Education is Pivotal, Advocacy is Essential

Many non-profit organizations such as the Stroud Water Research Center, the Alliance for the Chesapeake Bay, Chesapeake Bay Foundation, Sir Isaac Walton League, various county conservancy agencies as well as several institutions of higher education such as Millersville University, Elizabethtown College, Franklin & Marshall College, Lycoming College, Bucknell University, Susquehanna University and others have established programs that are focused on the moral imperative to educate people of all backgrounds on becoming the future stewards of not only the Susquehanna River but the entire watershed it feeds. From Lycoming College in the northern reaches of the river there is the Clean Water Institute to the lower reaches of the river at Millersville University where we have the Watershed Education Training Institute, we have programs set up to educate the next generation of watershed stewards who will advocate for the river’s preservation.
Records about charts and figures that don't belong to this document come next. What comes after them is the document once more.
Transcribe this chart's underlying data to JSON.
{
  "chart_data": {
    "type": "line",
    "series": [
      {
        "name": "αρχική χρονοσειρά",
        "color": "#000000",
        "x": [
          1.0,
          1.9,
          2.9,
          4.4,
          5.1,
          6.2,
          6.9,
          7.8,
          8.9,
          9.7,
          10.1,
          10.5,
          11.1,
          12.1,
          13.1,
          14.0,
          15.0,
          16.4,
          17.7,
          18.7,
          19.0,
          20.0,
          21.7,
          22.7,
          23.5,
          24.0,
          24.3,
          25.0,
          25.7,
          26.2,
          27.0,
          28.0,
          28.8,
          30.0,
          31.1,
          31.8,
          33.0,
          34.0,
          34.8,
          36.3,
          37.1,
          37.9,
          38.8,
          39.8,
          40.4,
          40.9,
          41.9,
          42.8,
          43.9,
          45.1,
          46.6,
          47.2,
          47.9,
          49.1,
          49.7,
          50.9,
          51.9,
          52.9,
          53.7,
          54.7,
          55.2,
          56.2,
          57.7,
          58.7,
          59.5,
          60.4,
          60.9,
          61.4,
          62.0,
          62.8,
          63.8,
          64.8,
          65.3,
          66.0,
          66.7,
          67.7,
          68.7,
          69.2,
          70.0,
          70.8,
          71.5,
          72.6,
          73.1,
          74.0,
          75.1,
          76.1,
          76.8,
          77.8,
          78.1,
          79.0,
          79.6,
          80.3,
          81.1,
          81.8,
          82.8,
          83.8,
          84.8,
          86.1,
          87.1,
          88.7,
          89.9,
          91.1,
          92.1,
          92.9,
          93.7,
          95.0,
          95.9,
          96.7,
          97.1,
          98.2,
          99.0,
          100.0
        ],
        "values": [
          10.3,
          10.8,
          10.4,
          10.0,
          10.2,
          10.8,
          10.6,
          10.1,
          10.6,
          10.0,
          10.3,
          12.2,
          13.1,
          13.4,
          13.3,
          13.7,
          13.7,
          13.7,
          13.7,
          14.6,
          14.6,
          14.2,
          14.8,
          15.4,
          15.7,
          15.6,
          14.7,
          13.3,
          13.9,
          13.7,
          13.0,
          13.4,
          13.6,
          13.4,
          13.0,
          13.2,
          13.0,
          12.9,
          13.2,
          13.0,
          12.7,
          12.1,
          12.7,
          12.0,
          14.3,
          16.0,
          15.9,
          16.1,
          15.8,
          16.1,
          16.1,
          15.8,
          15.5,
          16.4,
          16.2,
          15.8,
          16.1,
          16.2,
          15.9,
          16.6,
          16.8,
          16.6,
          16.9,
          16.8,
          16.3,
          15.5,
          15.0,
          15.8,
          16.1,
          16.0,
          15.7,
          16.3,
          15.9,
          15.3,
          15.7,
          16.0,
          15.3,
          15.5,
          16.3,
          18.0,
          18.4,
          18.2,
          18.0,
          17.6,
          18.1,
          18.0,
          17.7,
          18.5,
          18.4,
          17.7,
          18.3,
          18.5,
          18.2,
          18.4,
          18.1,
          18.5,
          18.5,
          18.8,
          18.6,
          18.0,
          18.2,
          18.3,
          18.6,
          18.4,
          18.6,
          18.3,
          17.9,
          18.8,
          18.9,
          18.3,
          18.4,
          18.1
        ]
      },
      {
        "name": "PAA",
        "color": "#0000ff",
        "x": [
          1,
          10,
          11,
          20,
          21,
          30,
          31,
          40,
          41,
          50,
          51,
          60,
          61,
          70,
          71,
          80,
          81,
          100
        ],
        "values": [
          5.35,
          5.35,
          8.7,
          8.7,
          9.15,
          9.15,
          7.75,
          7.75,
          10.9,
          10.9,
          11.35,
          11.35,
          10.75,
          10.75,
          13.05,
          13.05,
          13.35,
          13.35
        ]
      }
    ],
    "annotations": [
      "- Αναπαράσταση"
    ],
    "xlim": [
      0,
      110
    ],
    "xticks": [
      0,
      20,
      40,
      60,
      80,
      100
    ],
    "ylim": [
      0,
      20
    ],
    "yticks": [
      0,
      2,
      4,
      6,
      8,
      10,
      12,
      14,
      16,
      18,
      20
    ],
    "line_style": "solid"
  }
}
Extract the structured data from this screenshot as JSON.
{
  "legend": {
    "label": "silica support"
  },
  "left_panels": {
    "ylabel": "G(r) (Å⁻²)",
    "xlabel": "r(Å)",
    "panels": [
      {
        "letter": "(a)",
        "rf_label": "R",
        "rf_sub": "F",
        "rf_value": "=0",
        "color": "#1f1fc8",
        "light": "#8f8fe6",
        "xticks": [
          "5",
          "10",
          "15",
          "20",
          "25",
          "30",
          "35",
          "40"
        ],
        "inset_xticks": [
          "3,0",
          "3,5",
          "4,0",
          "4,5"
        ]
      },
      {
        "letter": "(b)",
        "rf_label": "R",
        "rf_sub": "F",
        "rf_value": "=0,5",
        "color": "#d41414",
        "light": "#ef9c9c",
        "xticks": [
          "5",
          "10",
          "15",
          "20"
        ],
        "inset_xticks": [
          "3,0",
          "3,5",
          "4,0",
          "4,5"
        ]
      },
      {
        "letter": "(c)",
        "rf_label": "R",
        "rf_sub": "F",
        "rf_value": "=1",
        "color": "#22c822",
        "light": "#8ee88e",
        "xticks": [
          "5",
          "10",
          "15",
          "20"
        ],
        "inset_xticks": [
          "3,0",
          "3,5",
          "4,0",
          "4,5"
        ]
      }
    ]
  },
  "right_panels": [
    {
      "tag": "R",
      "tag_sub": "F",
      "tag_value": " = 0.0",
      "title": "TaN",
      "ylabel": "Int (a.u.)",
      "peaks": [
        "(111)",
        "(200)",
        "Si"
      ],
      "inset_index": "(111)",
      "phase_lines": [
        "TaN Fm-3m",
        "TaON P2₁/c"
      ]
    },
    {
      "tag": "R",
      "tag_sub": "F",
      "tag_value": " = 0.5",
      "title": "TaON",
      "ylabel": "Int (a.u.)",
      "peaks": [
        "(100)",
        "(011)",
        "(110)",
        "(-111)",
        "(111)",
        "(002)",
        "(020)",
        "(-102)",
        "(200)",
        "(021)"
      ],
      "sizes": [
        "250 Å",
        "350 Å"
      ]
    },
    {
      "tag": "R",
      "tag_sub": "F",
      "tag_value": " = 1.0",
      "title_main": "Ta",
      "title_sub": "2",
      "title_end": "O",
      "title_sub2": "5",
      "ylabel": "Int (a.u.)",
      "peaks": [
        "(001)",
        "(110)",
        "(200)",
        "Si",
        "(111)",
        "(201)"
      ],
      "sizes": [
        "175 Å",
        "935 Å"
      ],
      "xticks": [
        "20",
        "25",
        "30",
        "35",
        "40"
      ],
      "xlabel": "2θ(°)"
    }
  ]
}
From a historical context, region-specific priorities have contributed to the state of the river system we know now, from a preservation perspective, understanding that changes in socio-economical, cultural and political systems within this watershed occur at different rates than those within this ecosystem. What RiverStewards can do now is listen to those canaries, raise advocacy and educate. Then, and only then will the words under Norman Maclean’s rocks mean something, such that our waters will never haunt.